Wtedy zacząłem się zastanawiać, czy mogą istnieć jakieś sensowne działania,
podejmowane w interesie pokrzywdzonego (ważne!), które można byłoby nazwać
pośrednimi. Powiedzmy, że w dzieciństwie rozmyślnie i złośliwie rozwaliłem
bratu zabawkę. Przecież mu tej zabawki teraz nie odkupię! A w takim razie, czy
wręczenie mu… powiedzmy stu złotych, jest zadośćuczynieniem pośrednim? Ależ
skądże! To nadal przecież działanie bezpośrednie.
Wróciłem więc do tekstu Kroków 8 i 9, bo
spekulacje na temat niewystępującego w nich terminu „pośrednie”, zaprowadziło
mnie na manowce, jak zresztą widać. Skupiłem się na słowie „osobiście” ( Zadośćuczyniliśmy osobiście…). Moim
zdaniem ma ono podwójne znaczenie. Z jednej strony sugeruje, żebym to ja sam
dokonał zadośćuczynienia, nie prosząc o wyręczenie mnie w tym działaniu członka
rodziny, podwładnego, sąsiada, wynajętego gońca itp. Z drugiej, „osobiście” to
też informacja, że zadośćuczynienia mam dokonać osobie skrzywdzonej, a
nie komuś innemu.
Jeśli dobrze zrozumiałem,
zadośćuczynienie pośrednie miałoby być moim działaniem podjętym w interesie
kogoś innego, a nie osoby skrzywdzonej. Ale zaraz!

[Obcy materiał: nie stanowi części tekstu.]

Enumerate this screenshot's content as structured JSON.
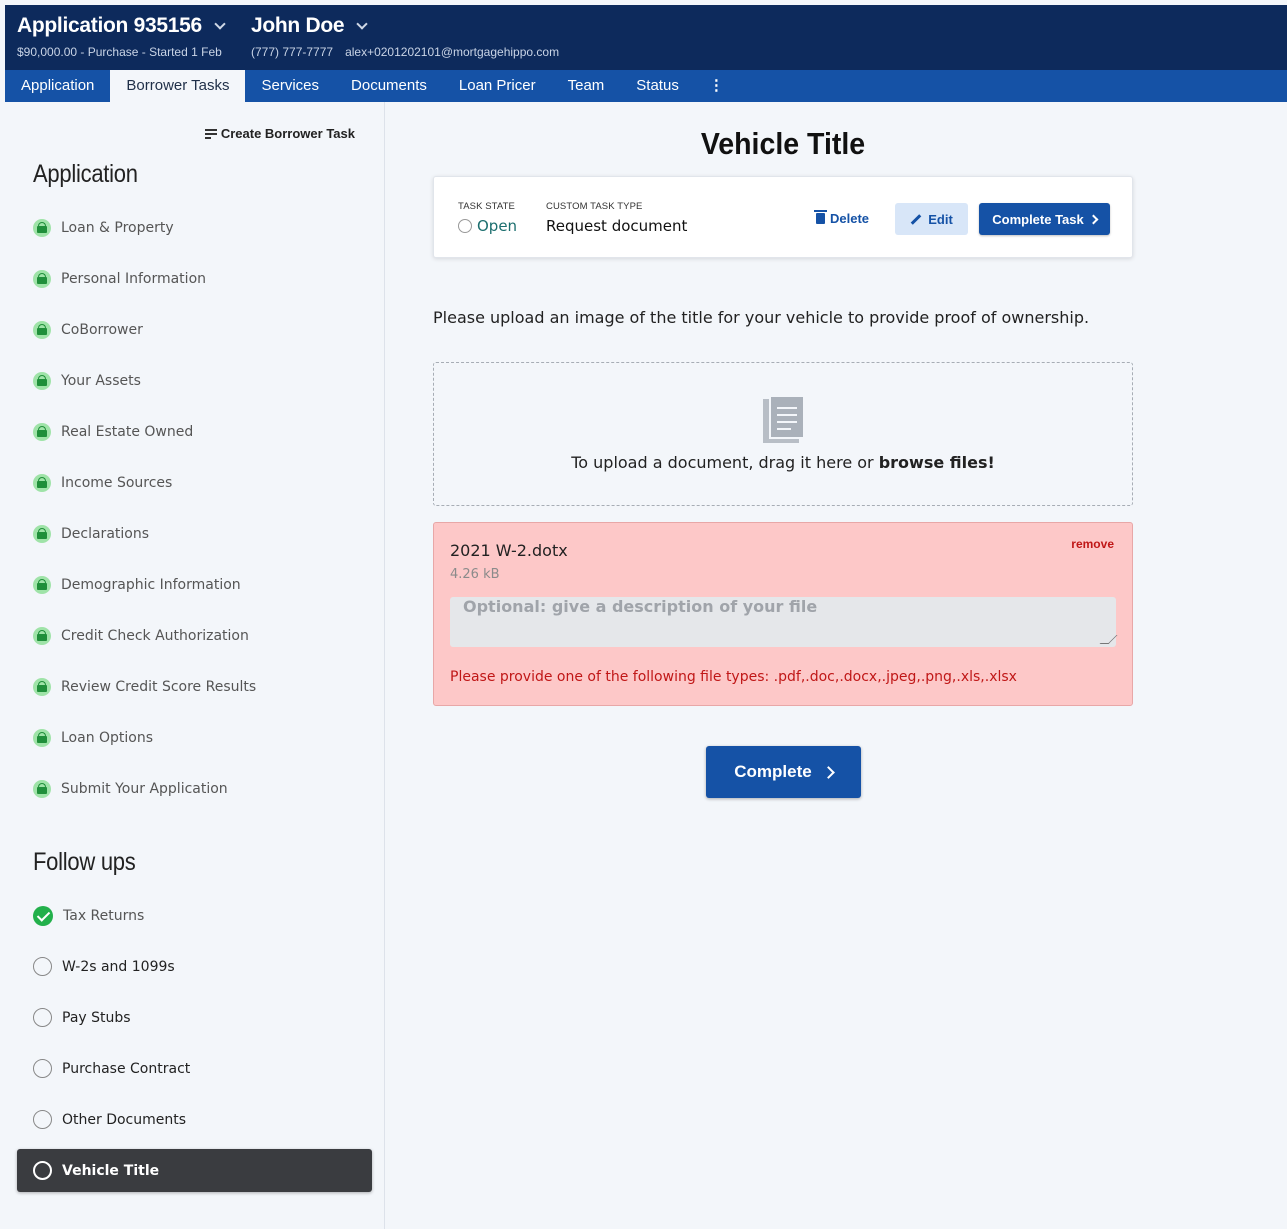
{
  "header": {
    "app_title": "Application 935156",
    "app_sub": "$90,000.00 - Purchase - Started 1 Feb",
    "user_name": "John Doe",
    "user_phone": "(777) 777-7777",
    "user_email": "alex+0201202101@mortgagehippo.com"
  },
  "tabs": [
    {
      "label": "Application"
    },
    {
      "label": "Borrower Tasks",
      "active": true
    },
    {
      "label": "Services"
    },
    {
      "label": "Documents"
    },
    {
      "label": "Loan Pricer"
    },
    {
      "label": "Team"
    },
    {
      "label": "Status"
    },
    {
      "label": "⋮"
    }
  ],
  "sidebar": {
    "create_task_label": "Create Borrower Task",
    "application_title": "Application",
    "application_items": [
      {
        "label": "Loan & Property",
        "status": "locked"
      },
      {
        "label": "Personal Information",
        "status": "locked"
      },
      {
        "label": "CoBorrower",
        "status": "locked"
      },
      {
        "label": "Your Assets",
        "status": "locked"
      },
      {
        "label": "Real Estate Owned",
        "status": "locked"
      },
      {
        "label": "Income Sources",
        "status": "locked"
      },
      {
        "label": "Declarations",
        "status": "locked"
      },
      {
        "label": "Demographic Information",
        "status": "locked"
      },
      {
        "label": "Credit Check Authorization",
        "status": "locked"
      },
      {
        "label": "Review Credit Score Results",
        "status": "locked"
      },
      {
        "label": "Loan Options",
        "status": "locked"
      },
      {
        "label": "Submit Your Application",
        "status": "locked"
      }
    ],
    "followups_title": "Follow ups",
    "followup_items": [
      {
        "label": "Tax Returns",
        "status": "done"
      },
      {
        "label": "W-2s and 1099s",
        "status": "open"
      },
      {
        "label": "Pay Stubs",
        "status": "open"
      },
      {
        "label": "Purchase Contract",
        "status": "open"
      },
      {
        "label": "Other Documents",
        "status": "open"
      },
      {
        "label": "Vehicle Title",
        "status": "active"
      }
    ]
  },
  "main": {
    "title": "Vehicle Title",
    "task_card": {
      "state_label": "Task State",
      "state_value": "Open",
      "type_label": "Custom Task Type",
      "type_value": "Request document",
      "delete_label": "Delete",
      "edit_label": "Edit",
      "complete_task_label": "Complete Task"
    },
    "instructions": "Please upload an image of the title for your vehicle to provide proof of ownership.",
    "dropzone": {
      "text": "To upload a document, drag it here or ",
      "link": "browse files!"
    },
    "file": {
      "name": "2021 W-2.dotx",
      "size": "4.26 kB",
      "remove_label": "remove",
      "description_placeholder": "Optional: give a description of your file",
      "error": "Please provide one of the following file types: .pdf,.doc,.docx,.jpeg,.png,.xls,.xlsx"
    },
    "complete_label": "Complete"
  },
  "colors": {
    "header_bg": "#0d2a5c",
    "nav_bg": "#1552a6",
    "accent": "#1552a6",
    "error": "#c01717",
    "error_bg": "#fdc8c8",
    "success": "#22b04b"
  }
}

Przecież osobie której nie
skrzywdziłem, żadne zadośćuczynienie z mojej strony się nie należy, a Kroki
mówią o zadośćuczynieniu, a nie o prezentach!
Ofiara i kat… Nie ma tu innych osób, tak
więc ostatecznie wychodzi mi na to, że jeśli nie mogę, z jakiegoś względu,
zadośćuczynić osobie skrzywdzonej (ofiara), to robię to tylko i wyłącznie dla
siebie (kat). A to uważam za świństwo.
Kiedyś bezmyślnie straciłem wartościową,
kolekcjonerską monetę, należącą do matki. Matka nie żyje. Jeśli teraz ofiaruję
koledze w prezencie ciekawą monetę, to… zrobię mu prezent, za który będzie mi
wdzięczny (znów ja coś z tego będę miał!), czy zadośćuczynię matce?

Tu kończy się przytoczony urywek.